A recent study conducted by researchers at Cincinnati Children’s Hospital Medical Center, US, sheds new light on the signalling pathways between immune cells and gut epithelial cells in the presence of harmful intestinal inflammation. The study, published in the Journal of Experimental Medicine, could lead to a potential new treatment for inflammatory bowel disease (IBD), such as Crohn’s disease and ulcerative colitis.
IBD is a chronic inflammatory disorder that affects the digestive tract, and it has become a significant health problem globally. While past treatments for IBD focused on inhibiting IL-1β activity, these treatments had mixed results. However, the recent study reveals a new pathway that could be targeted for more effective treatment.
The research team conducted numerous experiments to learn about how immune cells located in the lining of the intestine detect and respond to microbes and relay important signals to gut epithelial cells.
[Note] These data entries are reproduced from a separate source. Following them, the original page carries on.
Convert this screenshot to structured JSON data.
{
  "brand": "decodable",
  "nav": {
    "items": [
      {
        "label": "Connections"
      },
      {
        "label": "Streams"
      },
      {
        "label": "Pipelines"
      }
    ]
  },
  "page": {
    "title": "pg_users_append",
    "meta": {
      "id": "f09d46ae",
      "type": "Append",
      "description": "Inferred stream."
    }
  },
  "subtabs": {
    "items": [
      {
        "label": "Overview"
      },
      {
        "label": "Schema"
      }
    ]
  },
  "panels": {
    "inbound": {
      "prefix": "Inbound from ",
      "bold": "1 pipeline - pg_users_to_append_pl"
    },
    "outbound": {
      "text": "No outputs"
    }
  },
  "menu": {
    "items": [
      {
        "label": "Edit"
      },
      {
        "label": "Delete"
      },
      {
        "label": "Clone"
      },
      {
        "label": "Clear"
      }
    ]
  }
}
When the signalling networks between immune cells and epithelial cells function correctly, the immune system can live in harmony with friendly bacteria residing in the gut. But when the signalling is disrupted, the immune system can either fail to react or overreact, leading to IBD.
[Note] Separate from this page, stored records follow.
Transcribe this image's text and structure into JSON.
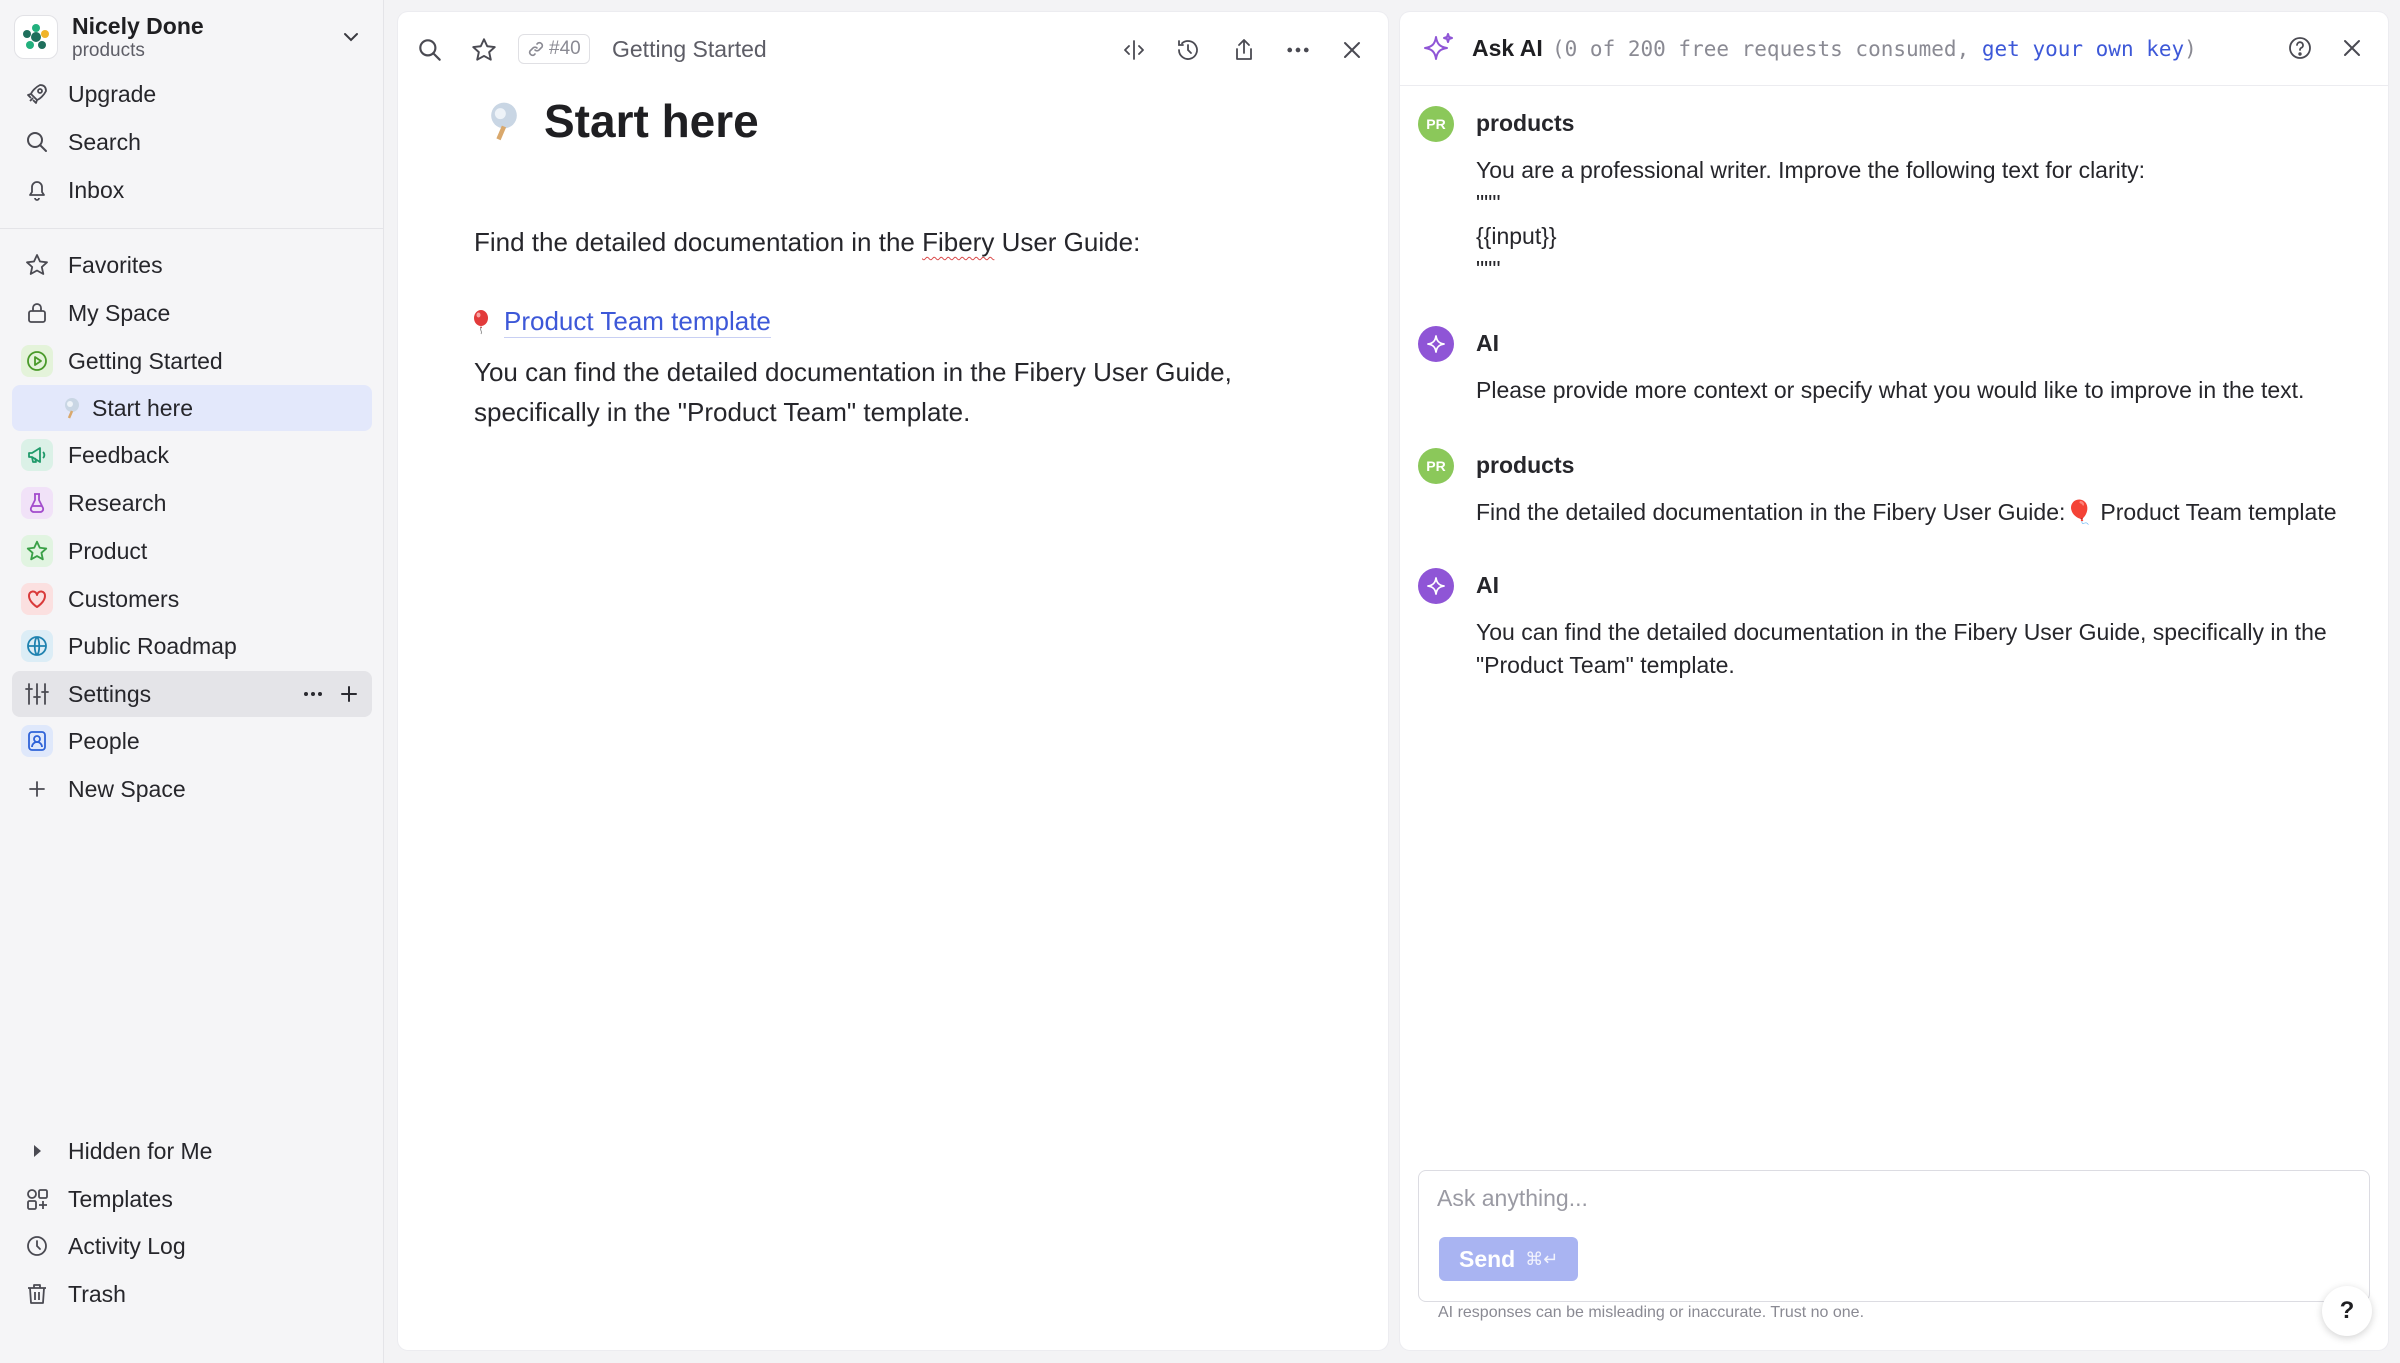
{
  "workspace": {
    "name": "Nicely Done",
    "subtitle": "products"
  },
  "sidebar": {
    "top_items": [
      {
        "label": "Upgrade",
        "icon": "rocket-icon"
      },
      {
        "label": "Search",
        "icon": "search-icon"
      },
      {
        "label": "Inbox",
        "icon": "bell-icon"
      }
    ],
    "items": [
      {
        "label": "Favorites",
        "icon": "star-icon"
      },
      {
        "label": "My Space",
        "icon": "lock-icon"
      },
      {
        "label": "Getting Started",
        "icon": "play-circle-icon"
      },
      {
        "label": "Start here",
        "icon": "doc-emoji-icon"
      },
      {
        "label": "Feedback",
        "icon": "megaphone-icon"
      },
      {
        "label": "Research",
        "icon": "flask-icon"
      },
      {
        "label": "Product",
        "icon": "star-icon"
      },
      {
        "label": "Customers",
        "icon": "heart-icon"
      },
      {
        "label": "Public Roadmap",
        "icon": "globe-icon"
      },
      {
        "label": "Settings",
        "icon": "sliders-icon"
      },
      {
        "label": "People",
        "icon": "person-badge-icon"
      },
      {
        "label": "New Space",
        "icon": "plus-icon"
      }
    ],
    "bottom_items": [
      {
        "label": "Hidden for Me",
        "icon": "caret-right-icon"
      },
      {
        "label": "Templates",
        "icon": "templates-icon"
      },
      {
        "label": "Activity Log",
        "icon": "clock-icon"
      },
      {
        "label": "Trash",
        "icon": "trash-icon"
      }
    ]
  },
  "document": {
    "entity_id": "#40",
    "breadcrumb": "Getting Started",
    "title": "Start here",
    "paragraph1_before": "Find the detailed documentation in the ",
    "paragraph1_fibery": "Fibery",
    "paragraph1_after": " User Guide:",
    "link_label": "Product Team template",
    "paragraph2": "You can find the detailed documentation in the Fibery User Guide, specifically in the \"Product Team\" template."
  },
  "ai_panel": {
    "title": "Ask AI",
    "quota_prefix": "(0 of 200 free requests consumed, ",
    "quota_link": "get your own key",
    "quota_suffix": ")",
    "messages": [
      {
        "author": "products",
        "avatar": "PR",
        "role": "user",
        "lines": [
          "You are a professional writer. Improve the following text for clarity:",
          "\"\"\"",
          "{{input}}",
          "\"\"\""
        ]
      },
      {
        "author": "AI",
        "role": "ai",
        "lines": [
          "Please provide more context or specify what you would like to improve in the text."
        ]
      },
      {
        "author": "products",
        "avatar": "PR",
        "role": "user",
        "lines": [
          "Find the detailed documentation in the Fibery User Guide:🎈 Product Team template"
        ]
      },
      {
        "author": "AI",
        "role": "ai",
        "lines": [
          "You can find the detailed documentation in the Fibery User Guide, specifically in the",
          "\"Product Team\" template."
        ]
      }
    ],
    "input_placeholder": "Ask anything...",
    "send_label": "Send",
    "send_shortcut": "⌘↵",
    "disclaimer": "AI responses can be misleading or inaccurate. Trust no one.",
    "help_label": "?"
  },
  "colors": {
    "accent": "#3d58d8",
    "selected_bg": "#e3e8fb",
    "ai_purple": "#8f55d6",
    "user_green": "#8bc85a"
  }
}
The study found that microbes are detected by cells of the immune system located in the intestines. These immune cells deliver signals to induce a protein called IL-1, which increases levels of another protein called IL-22. In turn, IL-22 begins acting in concert with IL-1 to activate the IL-1 receptor (IL-1R) expressed on intestinal epithelial cells. Activation of IL-1R induces ROS gene activity, in addition to other genes that recruit inflammatory cells to the tissue. This chain reaction drives an excessive inflammatory response that can damage the intestine, leading to IBD.
“The pathogenic role that IL-22 appears to play in inflammatory responses – due to its synergy with IL-1R signalling – had not been made clear previously,” said Dr Chandrashekhar Pasare. “We believe this may help explain why past treatments for IBD that focused only on inhibiting IL-1β activity had mixed results. We believe that a combined blockade of both IL-22 and IL-1R could serve as a more promising treatment for IBD.”
The researchers suggest that monoclonal antibodies that can inhibit IL-22 or IL-1R, which have been evaluated in clinical trials for various auto-immune conditions, could be safely used in combination therapy or that new treatments targeting the two pathways could be developed. The study’s findings provide hope for new, effective treatments for IBD that could improve the quality of life for millions of people worldwide.